What Happens If a Victim Lies to Help the Defendant?

This is what no one speaks about.

A victim does not always simply remain quiet. They go further. They take the statement back, tell them that they were making things up, or that they cannot remember what was said. When such occurs, the prosecutors scrutinize the truthfulness of the original statement keenly.

If a victim is called to testify in favor of a defendant to whom he or she lies under oath, he or she may be accused of perjury, and this is a felony in most states.

In case the victim is threatened or paid off by the defendant and then alters his narrative, the victim (obstruction) and the defendant (witness tampering) can be charged with serious crimes.

Attempts to eliminate a case through lying during court are usually counterproductive. Badly.

Real Talk: What Should You Do If You’re in This Situation?

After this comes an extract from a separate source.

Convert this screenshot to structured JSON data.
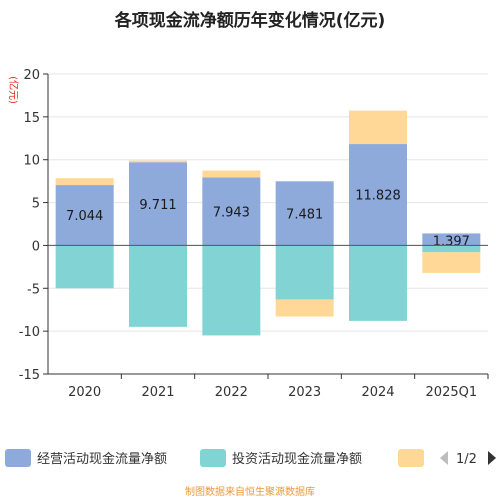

Can a Victim Really Drop Criminal Charges? The Truth Most People Don't Know

In case you have reported a crime and now have doubts, the following is practical advice:

Talk to an advocate first. A majority of the counties have a victim advocate office, usually located within the DA building, which provides free, confidential assistance. They are able to describe your rights without coercion.

Do not lie. Subpoenaed and telling a lie, you are the one under charge. It is not worth it.

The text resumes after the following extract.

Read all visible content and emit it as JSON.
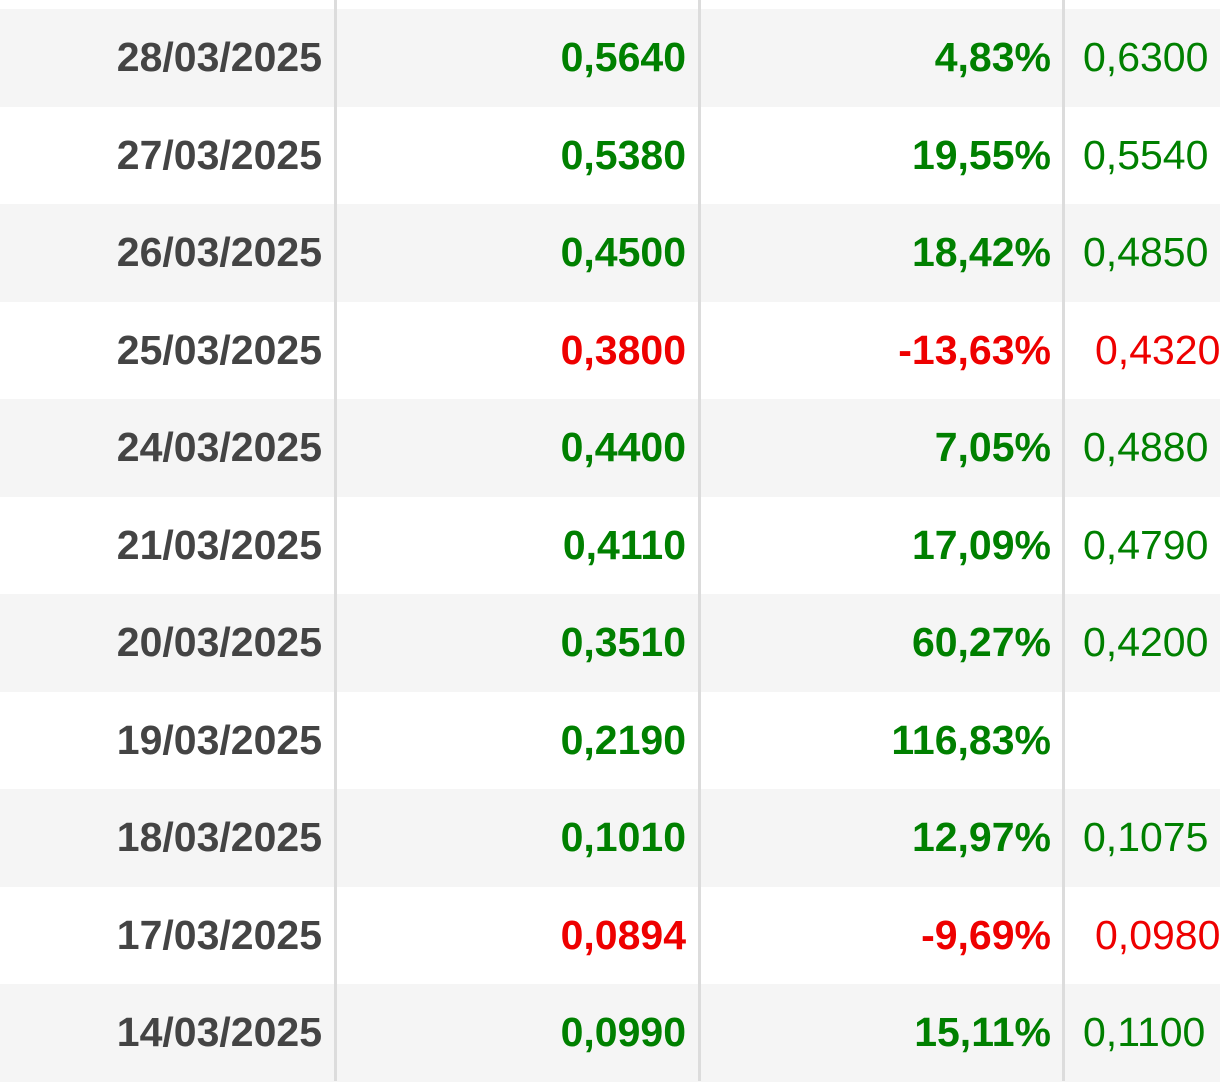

Understand that your fear is valid. In case you are afraid of retaliation, inform the prosecutor. Courts may provide protective orders, relocation assistance, and so on.

Know that silence has limits. You are entitled not to indemnify yourself, but victims are not defendants. In case of being subpoenaed as a witness, remaining silent without legal grounds may lead to contempt of court.

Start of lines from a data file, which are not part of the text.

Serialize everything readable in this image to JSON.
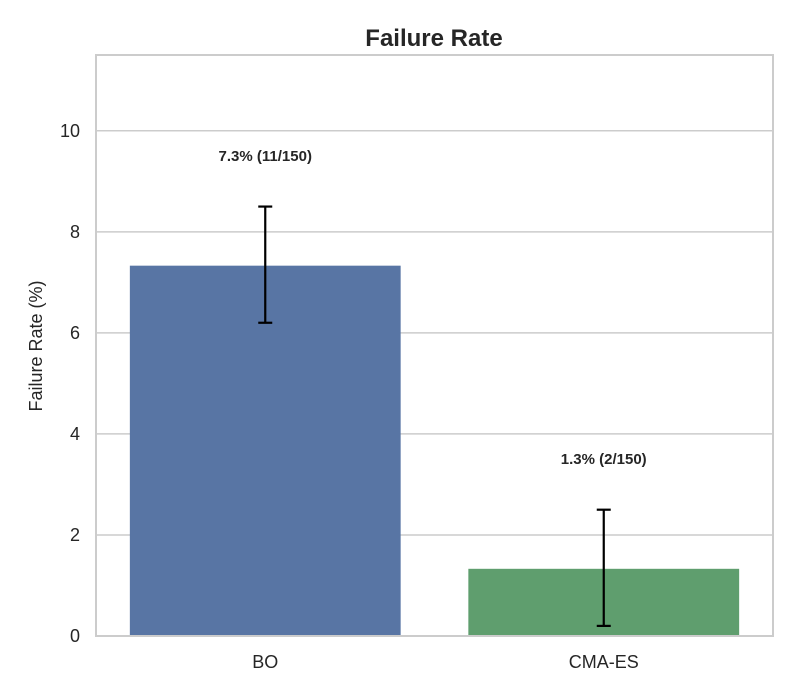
{
  "chart_data": {
    "type": "bar",
    "title": "Failure Rate",
    "xlabel": "",
    "ylabel": "Failure Rate (%)",
    "categories": [
      "BO",
      "CMA-ES"
    ],
    "values": [
      7.33,
      1.33
    ],
    "error_bars": [
      {
        "low": 6.2,
        "high": 8.5
      },
      {
        "low": 0.2,
        "high": 2.5
      }
    ],
    "data_labels": [
      "7.3% (11/150)",
      "1.3% (2/150)"
    ],
    "colors": [
      "#5875a4",
      "#5f9e6e"
    ],
    "ylim": [
      0,
      11.5
    ],
    "yticks": [
      0,
      2,
      4,
      6,
      8,
      10
    ],
    "grid": true,
    "legend": "none"
  }
}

Get a lawyer if you feel pressured. When someone (including the family of the defendant) is urging you to dismiss a case, you might be a witness to a crime in progress. A lawyer can protect you.

The Emotional Reality Nobody Prepares You For

It is the section that is omitted by most legal commentators.

Being a victim of crime is traumatizing in itself. It is tiresome to begin with a criminal prosecution on top of that. Most victims claim that they feel they are not heard, as though they are a mere instrument that the state employs to make a conviction.

That feeling is real. The system is not ideally structured based on the comfort and healing of the victims. It is modeled based on the state’s interest and the safety of the people.

Yet victims are not as powerless as they believe. Prosecutors talk to victims. They hear the desires of the victims. A large number of cases are being diverted into counseling programs, plea bargains, or the low-level charges are being dismissed when the victim makes a genuine request to do so.

You are not powerless. You are simply not the one with the gavel.

Quick Summary: What’s True and What’s a Myth

MYTH: The victim has the right to drop the charges whenever they wish to. TRUTH: The criminal charges can only be dismissed by the prosecutor.

MYTH: When a victim refuses to testify, the case is automatically terminated. TRUTH: Prosecutors may continue to utilize additional evidence and may subpoena the victim.

MYTH: The manipulation of the story protects the defendant. TRUTH: It may make you guilty of perjury and the defendant guilty of obstruction.

MYTH: The victims are powerless. TRUTH: The cooperation, statements, and face-to-face communication with the prosecutors make the victims always a part of the case.

Final Word

The woman at that court passage later gave evidence. Not because she desired her ex-husband to be put in prison. This is because the advocate who sat beside her made her realize something valuable.

This was not about revenge. It was about a pattern. Three previous calls to the same address. Two other women before her. A system that was familiar with this story.

She did not drop the charges. She could not. And yet she had a part in the ending of it. She requested treatment instead of prison time. The prosecutor agreed.

That is not powerlessness. It is a voice that is used deeply within a system that is difficult to comprehend until an individual opens up to be truthful.

And now you come to know how it really works.